Oncol Lett. 2019 Oct;18(4):4346-4356. doi: 10.3892/ol.2019.10766. Epub 2019 Aug 16.

Abstract

Luminal subtypes and the 21-gene recurrence score (RS) are important factors in the decision-making process for adjuvant chemotherapy in patients with hormonal receptor (HR)-positive/human epidermal growth factor receptor 2 (HER2)-negative breast cancer. However, their effect on adjuvant chemotherapy decisions in the real world has not been thoroughly investigated, particularly for patients of the luminal A-like subtype with a high RS or the luminal B-like subtype with a low RS. The present study, a total of 772 HR+/HER2- patients who underwent 21-gene testing, were included in a retrospective analysis. The impact of clinicopathological factors and the 21-gene RS on chemotherapy recommendation was analyzed in the whole population and for patients of different luminal subgroups.

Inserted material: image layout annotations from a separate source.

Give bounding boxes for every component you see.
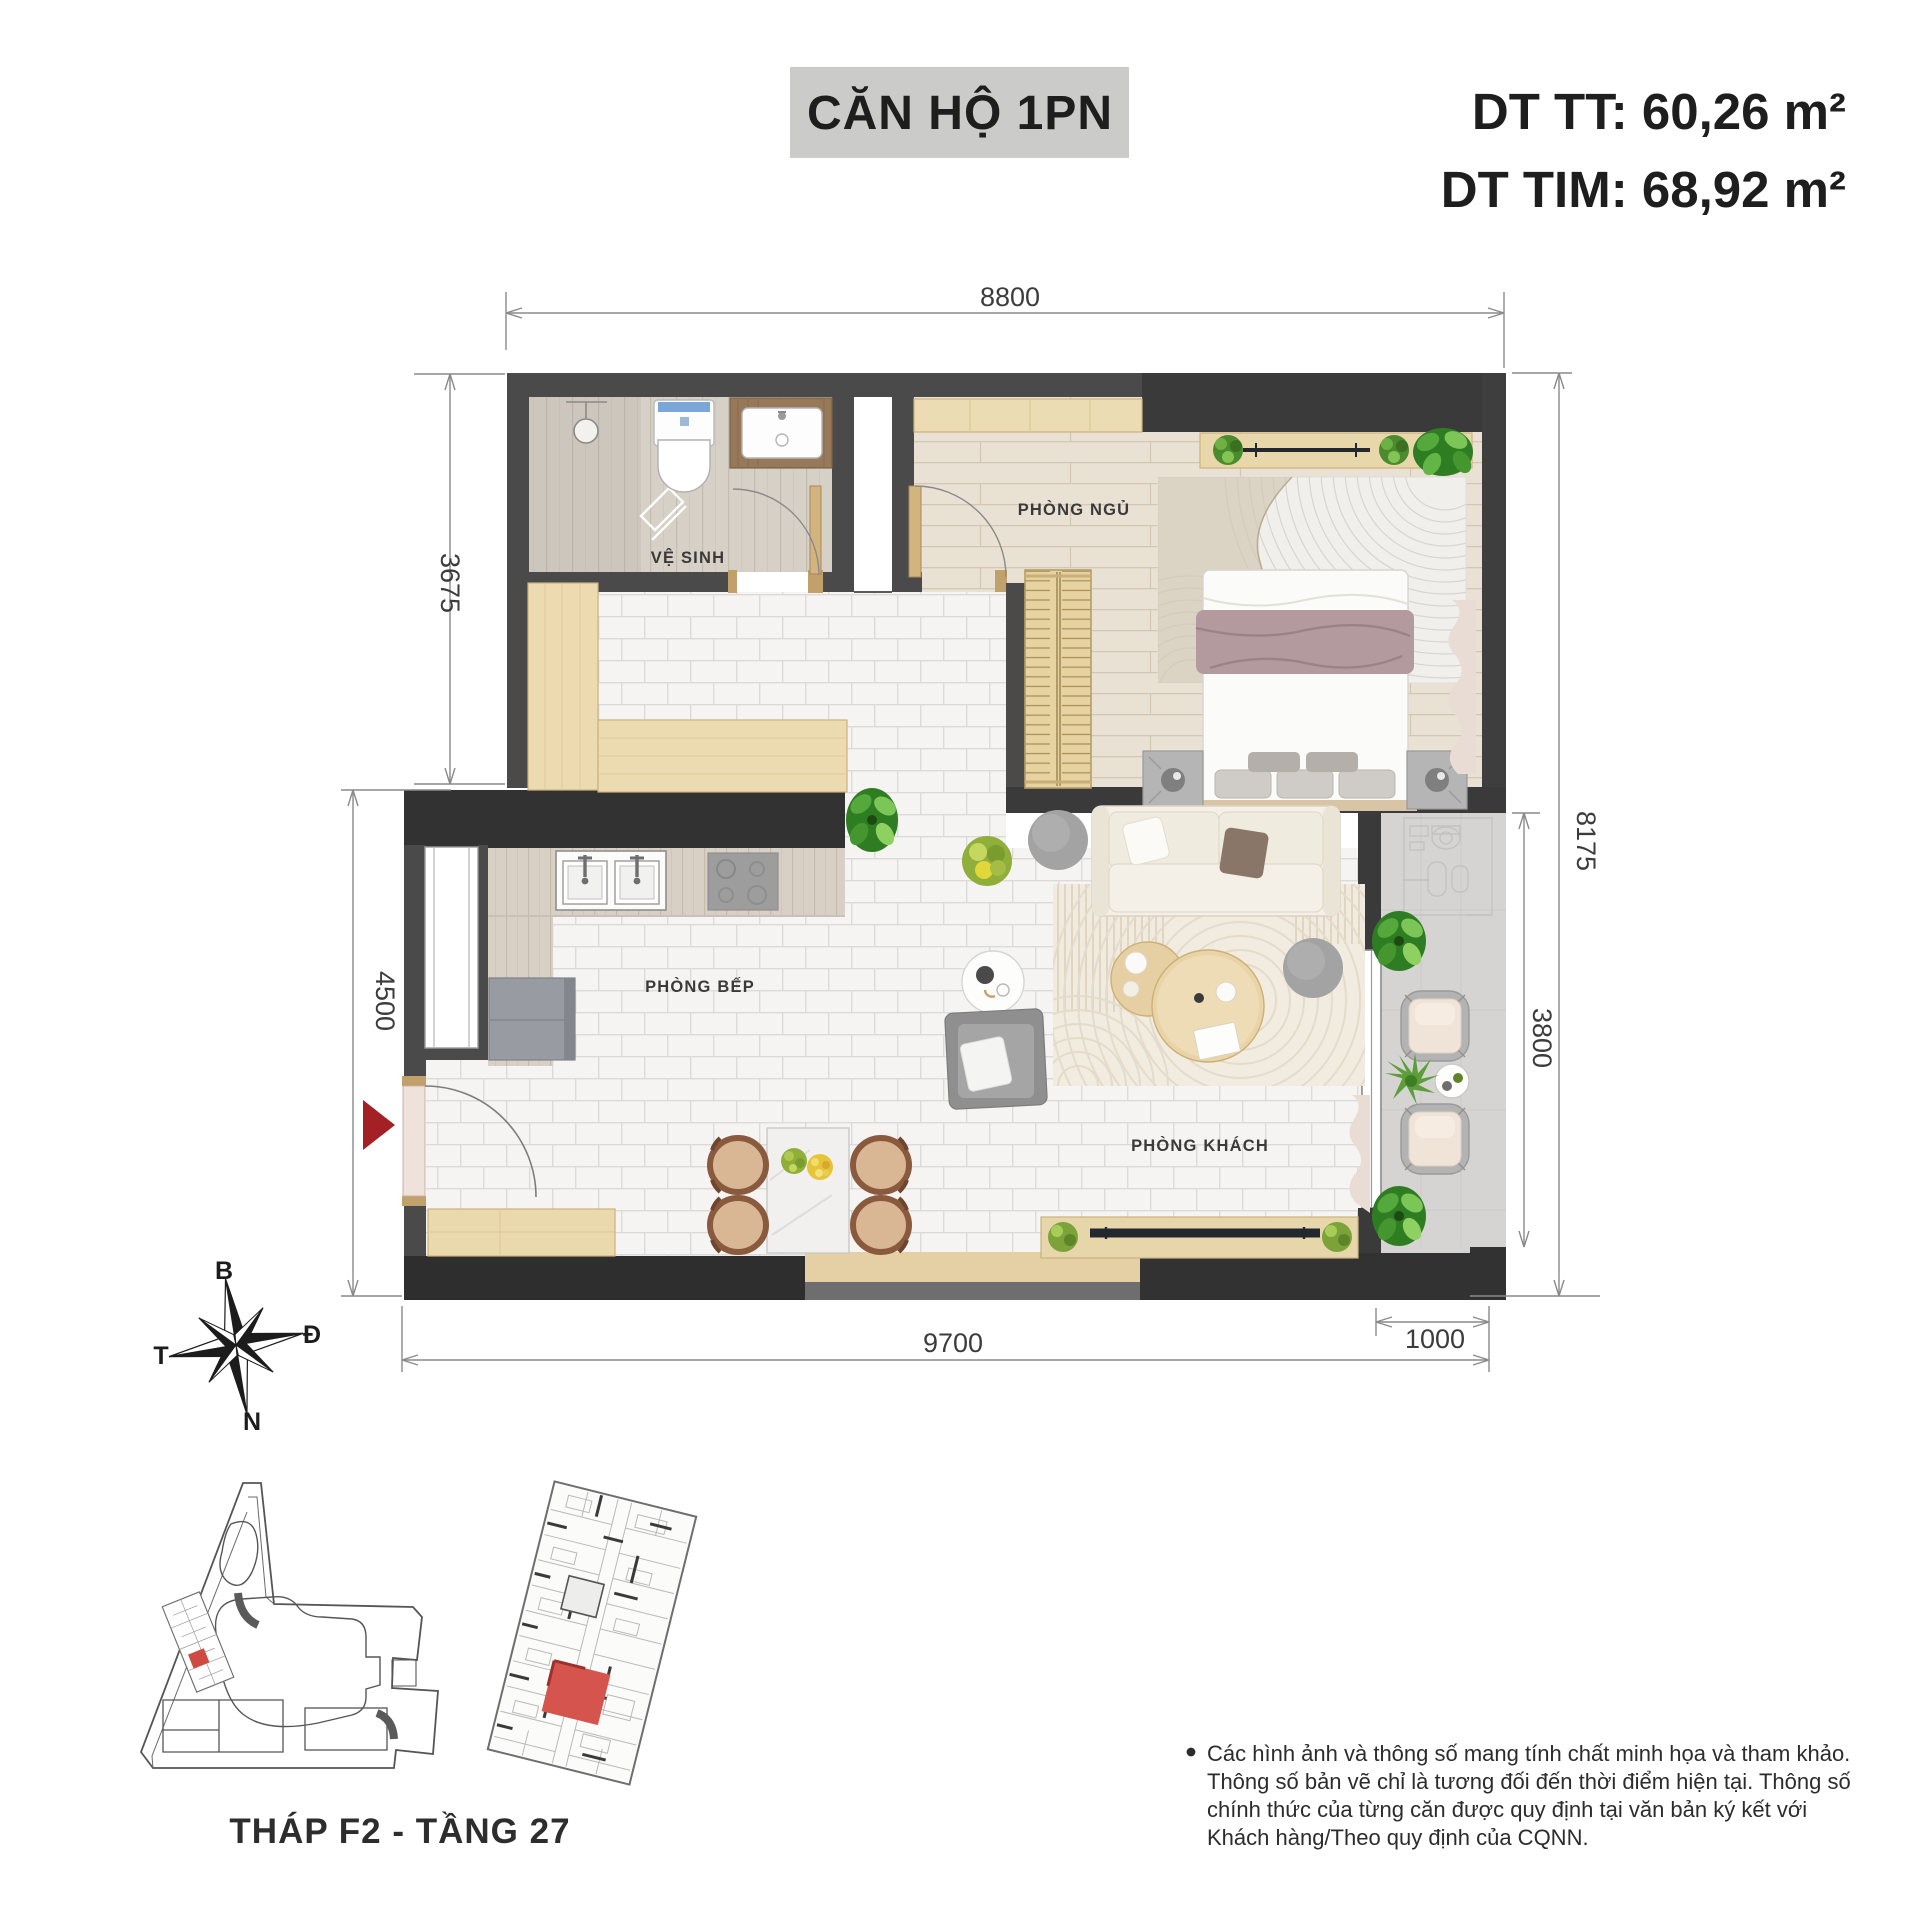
svg-text:8175: 8175 [1571, 811, 1601, 871]
svg-text:PHÒNG NGỦ: PHÒNG NGỦ [1018, 500, 1131, 519]
svg-text:3800: 3800 [1527, 1008, 1557, 1068]
svg-text:Khách hàng/Theo quy định của C: Khách hàng/Theo quy định của CQNN. [1207, 1825, 1589, 1850]
svg-text:PHÒNG KHÁCH: PHÒNG KHÁCH [1131, 1136, 1269, 1155]
svg-text:B: B [215, 1257, 233, 1285]
svg-text:N: N [243, 1408, 261, 1436]
svg-text:PHÒNG BẾP: PHÒNG BẾP [645, 977, 755, 996]
svg-text:Các hình ảnh và thông số mang: Các hình ảnh và thông số mang tính chất … [1207, 1741, 1850, 1766]
svg-text:T: T [153, 1342, 168, 1370]
svg-text:CĂN HỘ 1PN: CĂN HỘ 1PN [807, 85, 1113, 140]
svg-text:DT TT: 60,26 m²: DT TT: 60,26 m² [1472, 83, 1846, 140]
svg-text:Thông số bản vẽ chỉ là tương đ: Thông số bản vẽ chỉ là tương đối đến thờ… [1207, 1769, 1851, 1794]
svg-text:DT TIM: 68,92 m²: DT TIM: 68,92 m² [1441, 161, 1846, 218]
svg-text:8800: 8800 [980, 282, 1040, 312]
svg-text:3675: 3675 [435, 553, 465, 613]
svg-text:4500: 4500 [370, 971, 400, 1031]
svg-text:9700: 9700 [923, 1328, 983, 1358]
svg-text:Đ: Đ [303, 1321, 321, 1349]
svg-text:chính thức của từng căn được q: chính thức của từng căn được quy định tạ… [1207, 1797, 1807, 1822]
svg-text:THÁP F2 - TẦNG 27: THÁP F2 - TẦNG 27 [229, 1811, 570, 1851]
svg-text:VỆ SINH: VỆ SINH [651, 548, 725, 567]
svg-text:1000: 1000 [1405, 1324, 1465, 1354]
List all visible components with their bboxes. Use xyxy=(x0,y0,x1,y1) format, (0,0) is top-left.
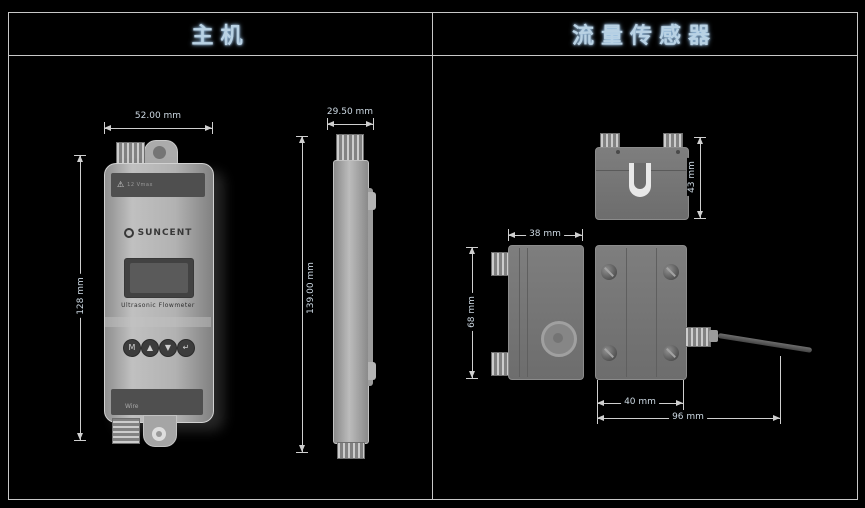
dim-line-top-depth xyxy=(700,137,701,218)
screw-icon xyxy=(601,345,617,361)
dim-side-height-label: 68 mm xyxy=(467,293,477,331)
dim-body-height-label: 128 mm xyxy=(76,274,86,318)
cable-connector xyxy=(685,327,711,347)
arrow-right-icon xyxy=(676,400,683,406)
arrow-right-icon xyxy=(575,232,582,238)
ext-tick xyxy=(683,380,684,410)
dim-total-height-label: 139.00 mm xyxy=(306,259,316,317)
lcd-screen xyxy=(130,263,188,293)
ext-tick xyxy=(780,356,781,424)
top-cable-connector xyxy=(116,142,145,165)
arrow-up-icon xyxy=(77,155,83,162)
ext-tick xyxy=(212,122,213,134)
screw-icon xyxy=(663,345,679,361)
arrow-up-icon xyxy=(469,247,475,254)
warning-icon: ⚠ xyxy=(117,181,124,189)
arrow-down-icon xyxy=(469,371,475,378)
screw-icon xyxy=(601,264,617,280)
arrow-up-icon xyxy=(697,137,703,144)
warning-label: 12 Vmax xyxy=(127,182,153,188)
ext-tick xyxy=(694,218,706,219)
arrow-down-icon xyxy=(299,445,305,452)
screenshot-root: 主机 流量传感器 ⚠ 12 Vmax SUNCENT Ultrasonic Fl… xyxy=(0,0,865,508)
seam-line xyxy=(527,248,528,377)
arrow-up-icon xyxy=(299,136,305,143)
arrow-left-icon xyxy=(327,121,334,127)
arrow-left-icon xyxy=(104,125,111,131)
side-bottom-foot xyxy=(337,442,365,459)
arrow-down-icon xyxy=(697,211,703,218)
screw-icon xyxy=(663,264,679,280)
side-clip-strip xyxy=(368,188,373,386)
ext-tick xyxy=(373,118,374,130)
right-panel-title: 流量传感器 xyxy=(433,13,856,55)
seam-line xyxy=(519,248,520,377)
header-underline xyxy=(8,55,857,56)
panel-seam xyxy=(105,317,211,327)
bottom-cable-connector xyxy=(112,418,140,444)
dim-overall-width-label: 96 mm xyxy=(669,412,707,422)
brand-row: SUNCENT xyxy=(104,228,212,238)
top-ear-hole xyxy=(153,146,166,159)
ext-tick xyxy=(466,378,478,379)
warning-band: ⚠ 12 Vmax xyxy=(111,173,205,197)
dim-top-depth-label: 43 mm xyxy=(687,158,697,196)
arrow-left-icon xyxy=(508,232,515,238)
bottom-ear-hole-center xyxy=(156,431,162,437)
port-band: Wire ▼ xyxy=(111,389,203,415)
panel-divider xyxy=(432,12,433,499)
ext-tick xyxy=(74,440,86,441)
sensor-top-dot xyxy=(676,150,680,154)
menu-button: M xyxy=(123,339,141,357)
arrow-right-icon xyxy=(773,415,780,421)
dim-line-width xyxy=(104,128,212,129)
down-button: ▼ xyxy=(159,339,177,357)
transducer-lens xyxy=(541,321,577,357)
arrow-left-icon xyxy=(597,415,604,421)
brand-name: SUNCENT xyxy=(138,228,193,238)
arrow-down-icon xyxy=(77,433,83,440)
side-clip-top xyxy=(368,192,376,210)
lcd-display xyxy=(124,258,194,298)
dim-bottom-width-label: 40 mm xyxy=(621,397,659,407)
side-profile-body xyxy=(333,160,369,444)
side-top-connector xyxy=(336,134,364,163)
left-panel-title: 主机 xyxy=(9,13,432,55)
seam-line xyxy=(626,248,627,377)
ext-tick xyxy=(296,452,308,453)
arrow-right-icon xyxy=(205,125,212,131)
ext-tick xyxy=(582,229,583,241)
arrow-left-icon xyxy=(597,400,604,406)
dim-line-total-height xyxy=(302,136,303,452)
dim-depth-label: 29.50 mm xyxy=(324,107,376,117)
up-button: ▲ xyxy=(141,339,159,357)
cable-nut xyxy=(709,330,718,342)
brand-logo-icon xyxy=(124,228,134,238)
dim-side-width-label: 38 mm xyxy=(526,229,564,239)
sensor-top-dot xyxy=(616,150,620,154)
arrow-right-icon xyxy=(366,121,373,127)
sensor-side-body xyxy=(508,245,584,380)
enter-button: ↵ xyxy=(177,339,195,357)
port-label: Wire xyxy=(125,403,139,410)
sensor-u-slot-inner xyxy=(634,163,646,189)
side-clip-bottom xyxy=(368,362,376,380)
product-subtitle: Ultrasonic Flowmeter xyxy=(104,302,212,309)
seam-line xyxy=(656,248,657,377)
dim-width-label: 52.00 mm xyxy=(132,111,184,121)
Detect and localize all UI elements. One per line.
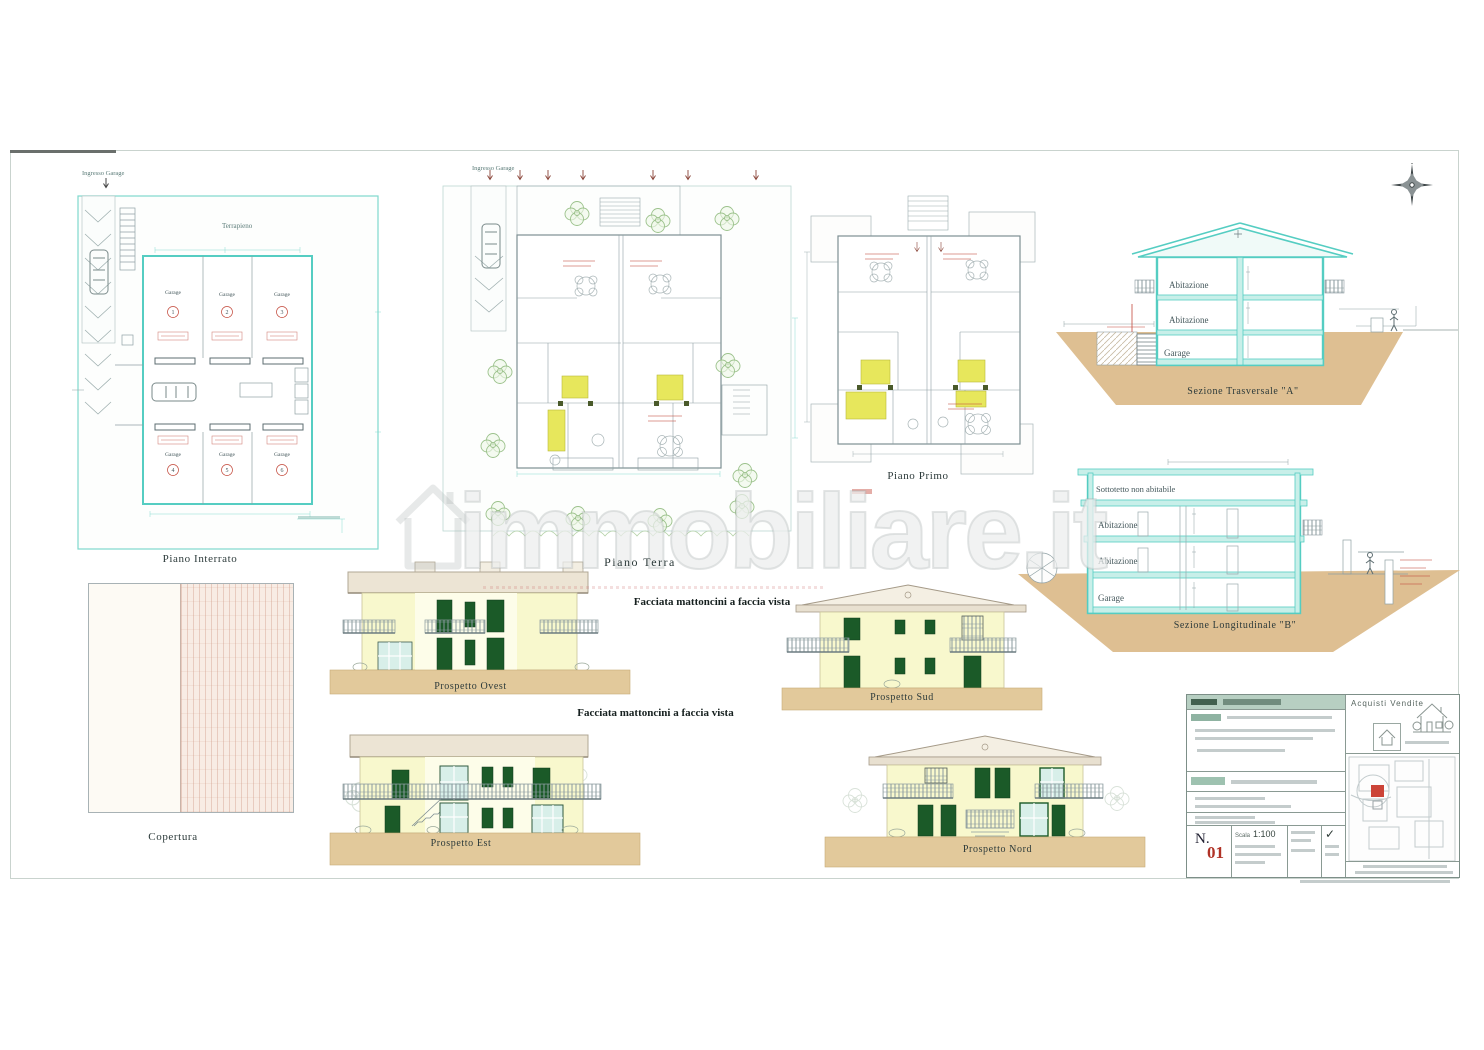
svg-text:Garage: Garage bbox=[219, 452, 235, 458]
svg-text:Garage: Garage bbox=[1098, 593, 1124, 603]
plan-title-interrato: Piano Interrato bbox=[110, 553, 290, 565]
svg-text:Garage: Garage bbox=[165, 290, 181, 296]
svg-text:3: 3 bbox=[281, 310, 284, 316]
elevation-sud bbox=[782, 578, 1042, 710]
location-map bbox=[1349, 757, 1455, 861]
elevation-title-sud: Prospetto Sud bbox=[827, 692, 977, 703]
svg-text:4: 4 bbox=[172, 468, 175, 474]
svg-text:Garage: Garage bbox=[219, 292, 235, 298]
plan-copertura bbox=[88, 583, 294, 813]
label-ingresso-garage-1: Ingresso Garage bbox=[82, 170, 124, 177]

The results revealed that chemotherapy was highly recommended for patients of younger age, with larger tumor size, node involvement, higher grade, luminal B-like subtype and higher RS. A high RS was identified to be the most important impact factor for chemotherapy recommendation among all patients [odds ratio (OR), 62.54; 95% CI, 25.58-152.92], the luminal A-like group (OR, 435.05; 95% CI, 29.90-6331.06) and the luminal B-like group (OR, 57.20; 95% CI, 22.42-145.96). For patients of the luminal A-like subtype with a high RS or patients of the luminal B-like subtype with low RS, the 21-gene RS was demonstrated to be the most important independent factor for chemotherapy recommendation, with an adjusted OR of 134.52 (95% CI, 10.39-1741.89). In conclusion, luminal subtypes and the 21-gene RS were found to be associated with chemotherapy recommendation for HR+/HER2- patients. For patients with a discordant luminal subtype and 21-gene RS risk, the 21-gene RS score was found to be the most important factor that influences chemotherapy decision, which warrants further clinical evaluation.

Keywords: breast neoplasm; chemotherapy recommendation; clinicopathological; luminal subtype; recurrence score.